Westwood doesn't like US Ryder Cup fall-out:

European team of 2008 kept mouths shut

NAPA, California – While the Ryder Cup celebrations continue in Europe, two weeks after the team in blue and yellow hoisted the trophy at Gleneagles, the American blame game rages on.
According to Lee Westwood (pictured above), that may only help the European cause in 2016 and beyond.
Westwood is the lone European Ryder Cup member teeing it up this week at the Open, and the Englishman feels that the American finger-pointing should have been done far from the public eye following their third consecutive loss in the event.
“I think it’s a little bit disappointing to see the dirty laundry being (aired) out in public,” he said.
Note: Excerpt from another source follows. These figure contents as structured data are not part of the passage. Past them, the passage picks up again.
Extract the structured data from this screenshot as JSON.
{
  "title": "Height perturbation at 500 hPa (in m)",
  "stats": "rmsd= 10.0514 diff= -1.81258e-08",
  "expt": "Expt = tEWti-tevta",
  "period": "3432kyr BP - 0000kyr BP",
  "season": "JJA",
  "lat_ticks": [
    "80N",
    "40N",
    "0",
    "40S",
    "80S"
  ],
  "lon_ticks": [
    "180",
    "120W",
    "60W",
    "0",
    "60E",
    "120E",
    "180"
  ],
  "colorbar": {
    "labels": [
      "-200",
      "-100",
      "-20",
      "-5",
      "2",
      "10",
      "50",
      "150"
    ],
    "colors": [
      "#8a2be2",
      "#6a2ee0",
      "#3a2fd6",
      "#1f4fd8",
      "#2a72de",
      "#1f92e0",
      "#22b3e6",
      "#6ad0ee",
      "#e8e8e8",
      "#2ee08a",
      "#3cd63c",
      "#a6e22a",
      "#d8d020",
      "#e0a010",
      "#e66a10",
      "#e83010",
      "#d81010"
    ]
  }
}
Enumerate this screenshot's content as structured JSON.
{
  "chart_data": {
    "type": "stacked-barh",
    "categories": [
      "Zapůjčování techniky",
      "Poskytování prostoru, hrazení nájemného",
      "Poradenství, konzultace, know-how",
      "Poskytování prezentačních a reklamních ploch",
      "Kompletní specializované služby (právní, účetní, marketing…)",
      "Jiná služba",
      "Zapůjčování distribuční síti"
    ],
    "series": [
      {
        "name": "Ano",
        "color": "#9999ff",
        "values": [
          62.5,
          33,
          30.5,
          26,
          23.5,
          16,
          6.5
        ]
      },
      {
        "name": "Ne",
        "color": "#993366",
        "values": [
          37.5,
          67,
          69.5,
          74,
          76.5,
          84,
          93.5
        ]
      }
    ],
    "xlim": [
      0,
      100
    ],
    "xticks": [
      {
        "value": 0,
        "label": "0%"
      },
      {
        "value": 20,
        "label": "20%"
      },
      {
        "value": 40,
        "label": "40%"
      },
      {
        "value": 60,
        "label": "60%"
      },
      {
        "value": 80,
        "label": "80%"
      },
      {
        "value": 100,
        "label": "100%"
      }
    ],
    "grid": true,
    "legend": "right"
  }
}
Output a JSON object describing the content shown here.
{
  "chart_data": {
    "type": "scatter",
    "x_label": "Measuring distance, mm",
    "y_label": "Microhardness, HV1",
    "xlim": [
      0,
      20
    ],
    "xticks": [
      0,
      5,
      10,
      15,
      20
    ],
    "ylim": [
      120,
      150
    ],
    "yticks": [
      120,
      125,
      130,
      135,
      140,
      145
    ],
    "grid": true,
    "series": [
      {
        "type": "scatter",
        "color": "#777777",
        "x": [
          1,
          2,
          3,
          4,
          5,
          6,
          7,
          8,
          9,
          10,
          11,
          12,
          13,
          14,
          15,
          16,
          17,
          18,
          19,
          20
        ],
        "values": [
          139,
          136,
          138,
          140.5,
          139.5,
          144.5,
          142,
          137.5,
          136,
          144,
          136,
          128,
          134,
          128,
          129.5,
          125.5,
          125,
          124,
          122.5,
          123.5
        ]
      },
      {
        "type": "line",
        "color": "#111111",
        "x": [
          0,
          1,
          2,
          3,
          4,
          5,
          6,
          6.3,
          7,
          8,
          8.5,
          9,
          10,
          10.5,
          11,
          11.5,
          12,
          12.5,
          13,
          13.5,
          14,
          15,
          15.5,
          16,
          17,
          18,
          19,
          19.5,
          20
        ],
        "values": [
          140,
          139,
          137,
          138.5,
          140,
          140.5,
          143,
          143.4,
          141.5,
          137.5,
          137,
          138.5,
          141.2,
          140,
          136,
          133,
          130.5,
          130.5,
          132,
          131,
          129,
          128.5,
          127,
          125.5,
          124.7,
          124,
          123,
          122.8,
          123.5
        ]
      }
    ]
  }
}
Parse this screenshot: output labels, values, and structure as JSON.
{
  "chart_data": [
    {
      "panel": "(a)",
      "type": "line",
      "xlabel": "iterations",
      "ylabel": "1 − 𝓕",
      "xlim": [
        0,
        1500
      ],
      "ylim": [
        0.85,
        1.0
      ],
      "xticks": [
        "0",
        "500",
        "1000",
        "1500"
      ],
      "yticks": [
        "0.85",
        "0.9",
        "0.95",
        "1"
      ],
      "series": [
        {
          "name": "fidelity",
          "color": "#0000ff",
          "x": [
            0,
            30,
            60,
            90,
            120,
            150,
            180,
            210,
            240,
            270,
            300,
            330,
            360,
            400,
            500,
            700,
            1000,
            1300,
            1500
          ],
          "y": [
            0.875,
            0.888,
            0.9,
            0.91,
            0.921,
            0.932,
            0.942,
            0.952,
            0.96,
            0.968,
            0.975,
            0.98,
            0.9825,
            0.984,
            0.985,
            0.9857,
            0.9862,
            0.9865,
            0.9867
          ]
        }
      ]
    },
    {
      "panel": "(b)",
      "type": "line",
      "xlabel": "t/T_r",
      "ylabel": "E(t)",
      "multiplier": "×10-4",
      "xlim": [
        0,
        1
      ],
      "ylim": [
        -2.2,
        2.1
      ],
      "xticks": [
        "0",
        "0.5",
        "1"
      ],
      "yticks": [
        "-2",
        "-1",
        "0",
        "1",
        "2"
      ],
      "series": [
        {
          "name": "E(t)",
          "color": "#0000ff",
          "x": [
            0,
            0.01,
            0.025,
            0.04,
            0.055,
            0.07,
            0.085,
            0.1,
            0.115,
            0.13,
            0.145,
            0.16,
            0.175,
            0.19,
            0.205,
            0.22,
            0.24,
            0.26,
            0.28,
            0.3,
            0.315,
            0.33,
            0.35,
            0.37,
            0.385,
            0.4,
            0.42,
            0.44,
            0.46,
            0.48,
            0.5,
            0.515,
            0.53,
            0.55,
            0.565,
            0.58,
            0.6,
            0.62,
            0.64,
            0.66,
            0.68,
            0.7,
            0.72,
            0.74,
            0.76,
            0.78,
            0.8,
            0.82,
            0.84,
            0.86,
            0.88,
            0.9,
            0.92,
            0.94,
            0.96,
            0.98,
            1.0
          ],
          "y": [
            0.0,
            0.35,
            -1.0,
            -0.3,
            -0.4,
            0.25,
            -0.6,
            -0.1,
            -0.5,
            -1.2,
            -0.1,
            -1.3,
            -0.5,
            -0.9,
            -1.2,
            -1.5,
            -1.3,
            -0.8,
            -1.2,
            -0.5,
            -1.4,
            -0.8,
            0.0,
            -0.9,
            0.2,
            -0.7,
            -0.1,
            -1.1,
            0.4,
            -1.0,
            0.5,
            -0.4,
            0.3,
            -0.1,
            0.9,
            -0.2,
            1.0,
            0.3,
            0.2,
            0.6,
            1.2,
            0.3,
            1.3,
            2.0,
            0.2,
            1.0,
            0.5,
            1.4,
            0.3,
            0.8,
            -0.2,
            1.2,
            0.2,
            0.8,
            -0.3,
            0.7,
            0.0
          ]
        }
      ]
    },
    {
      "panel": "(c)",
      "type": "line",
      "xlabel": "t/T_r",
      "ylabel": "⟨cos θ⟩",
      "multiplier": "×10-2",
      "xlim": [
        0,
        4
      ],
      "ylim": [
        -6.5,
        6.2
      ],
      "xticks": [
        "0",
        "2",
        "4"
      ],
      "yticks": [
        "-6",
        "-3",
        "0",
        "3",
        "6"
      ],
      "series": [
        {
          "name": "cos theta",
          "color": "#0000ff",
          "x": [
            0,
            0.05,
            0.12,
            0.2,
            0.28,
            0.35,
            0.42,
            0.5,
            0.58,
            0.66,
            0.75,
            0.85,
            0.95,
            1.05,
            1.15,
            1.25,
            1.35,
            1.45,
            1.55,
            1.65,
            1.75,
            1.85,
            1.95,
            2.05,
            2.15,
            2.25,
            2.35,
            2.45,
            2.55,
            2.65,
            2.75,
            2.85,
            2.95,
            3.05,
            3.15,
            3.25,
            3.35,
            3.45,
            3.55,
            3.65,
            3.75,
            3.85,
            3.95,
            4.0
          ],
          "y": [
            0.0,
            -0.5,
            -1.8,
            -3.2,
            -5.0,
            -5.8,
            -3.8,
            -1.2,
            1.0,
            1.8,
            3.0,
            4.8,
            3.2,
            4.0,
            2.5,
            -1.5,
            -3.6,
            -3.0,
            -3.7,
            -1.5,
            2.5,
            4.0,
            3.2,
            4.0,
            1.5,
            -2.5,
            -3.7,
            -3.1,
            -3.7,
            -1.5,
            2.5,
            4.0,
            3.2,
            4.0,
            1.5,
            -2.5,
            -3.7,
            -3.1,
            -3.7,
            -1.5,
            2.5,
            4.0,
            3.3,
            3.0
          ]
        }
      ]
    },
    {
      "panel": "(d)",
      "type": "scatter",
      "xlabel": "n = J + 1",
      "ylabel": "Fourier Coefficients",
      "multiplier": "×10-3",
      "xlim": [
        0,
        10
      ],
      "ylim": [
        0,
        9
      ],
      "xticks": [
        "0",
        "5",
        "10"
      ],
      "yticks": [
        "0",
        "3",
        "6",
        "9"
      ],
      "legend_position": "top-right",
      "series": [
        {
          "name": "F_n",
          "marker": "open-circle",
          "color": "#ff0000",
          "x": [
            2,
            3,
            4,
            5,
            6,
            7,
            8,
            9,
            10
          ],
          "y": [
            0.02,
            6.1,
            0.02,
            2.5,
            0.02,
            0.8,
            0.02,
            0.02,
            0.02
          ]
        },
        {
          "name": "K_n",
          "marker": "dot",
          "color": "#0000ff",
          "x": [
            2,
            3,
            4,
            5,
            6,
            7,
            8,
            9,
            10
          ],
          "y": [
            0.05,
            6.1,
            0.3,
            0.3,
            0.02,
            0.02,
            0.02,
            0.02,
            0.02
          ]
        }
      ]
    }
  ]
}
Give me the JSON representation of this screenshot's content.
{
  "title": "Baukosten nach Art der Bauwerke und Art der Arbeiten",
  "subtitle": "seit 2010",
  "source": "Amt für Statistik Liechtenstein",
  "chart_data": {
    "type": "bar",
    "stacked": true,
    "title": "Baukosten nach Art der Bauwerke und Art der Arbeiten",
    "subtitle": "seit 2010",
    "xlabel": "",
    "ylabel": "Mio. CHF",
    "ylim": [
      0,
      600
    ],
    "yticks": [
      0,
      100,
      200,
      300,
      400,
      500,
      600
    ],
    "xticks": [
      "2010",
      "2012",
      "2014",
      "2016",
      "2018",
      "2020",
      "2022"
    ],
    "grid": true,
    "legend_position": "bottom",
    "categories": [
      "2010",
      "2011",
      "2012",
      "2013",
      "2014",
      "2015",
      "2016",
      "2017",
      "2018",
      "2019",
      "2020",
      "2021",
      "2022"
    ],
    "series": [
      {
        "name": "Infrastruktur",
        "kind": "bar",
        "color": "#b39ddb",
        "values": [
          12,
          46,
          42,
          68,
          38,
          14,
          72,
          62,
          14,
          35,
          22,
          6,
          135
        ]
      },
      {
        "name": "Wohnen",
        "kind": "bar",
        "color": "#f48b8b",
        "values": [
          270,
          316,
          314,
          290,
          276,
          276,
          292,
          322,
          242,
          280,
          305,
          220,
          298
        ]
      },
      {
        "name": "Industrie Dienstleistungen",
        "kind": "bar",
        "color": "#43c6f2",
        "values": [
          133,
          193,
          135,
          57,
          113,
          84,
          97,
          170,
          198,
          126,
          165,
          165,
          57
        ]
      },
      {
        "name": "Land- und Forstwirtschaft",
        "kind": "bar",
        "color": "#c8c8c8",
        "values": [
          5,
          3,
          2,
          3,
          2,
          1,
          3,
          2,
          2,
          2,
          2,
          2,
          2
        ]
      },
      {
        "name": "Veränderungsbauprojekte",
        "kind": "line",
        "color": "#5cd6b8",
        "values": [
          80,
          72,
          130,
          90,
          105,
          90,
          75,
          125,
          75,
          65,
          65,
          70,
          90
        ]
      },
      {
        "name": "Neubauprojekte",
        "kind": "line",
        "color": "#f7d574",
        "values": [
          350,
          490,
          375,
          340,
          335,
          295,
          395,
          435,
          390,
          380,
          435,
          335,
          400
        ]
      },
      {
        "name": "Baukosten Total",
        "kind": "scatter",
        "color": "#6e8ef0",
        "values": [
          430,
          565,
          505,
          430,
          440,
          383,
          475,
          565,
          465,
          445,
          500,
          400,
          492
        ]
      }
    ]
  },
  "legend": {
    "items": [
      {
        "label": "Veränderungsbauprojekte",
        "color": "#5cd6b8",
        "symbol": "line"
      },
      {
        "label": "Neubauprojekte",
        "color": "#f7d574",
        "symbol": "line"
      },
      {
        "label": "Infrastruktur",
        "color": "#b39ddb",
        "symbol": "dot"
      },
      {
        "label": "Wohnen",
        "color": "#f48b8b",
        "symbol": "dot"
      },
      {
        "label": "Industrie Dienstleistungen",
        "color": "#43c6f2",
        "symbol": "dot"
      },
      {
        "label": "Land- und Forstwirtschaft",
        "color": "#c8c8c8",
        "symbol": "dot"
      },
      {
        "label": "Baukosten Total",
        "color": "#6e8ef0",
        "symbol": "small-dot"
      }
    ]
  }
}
 “I’m just pleased that I don’t have to sort it all out, because I don’t like to see people with great reputations, their great reputations being brought down by something that shouldn’t really happen in public. 
"It should all be done behind closed doors and sorted out there.”
Westwood was a part of the European team in 2008, the continent’s lone loss in the biennial matches since 2000. While word of a rift between ’08 captain Nick Faldo and Sergio Garcia surfaced last month, the European squad members from those matches at Valhalla have remained largely silent, a stance that Westwood said was taken with purpose.
“I think there were a lot of people (in the European team) disappointed in ’08, but we tried to come together and basically not say anything in public,” he said. 
“Whenever you lose, you’re going to be disappointed and you’re going to think things could have been done better. It’s just a case of managing and handling it and improving it for the next time professionally.”
Victories in eight of the last 10 contests are reason enough for the Europeans to feel confident looking ahead to the 2016 matches, but Westwood added that the public nature of the American reaction to their latest loss could come back to haunt the U.S. squad the next time the two sides meet at Hazeltine National.
“Certainly for future Ryder Cups, the Europeans will remember how it’s all been handled. The European team will remember the fallout from this one. It can’t do anything but build confidence for the European team going into the next one,” he said.
 “I guess we’ll see how easy it is to get the U.S. team rattled by putting a bit of pressure on them. I don’t think anything good can come of all this.”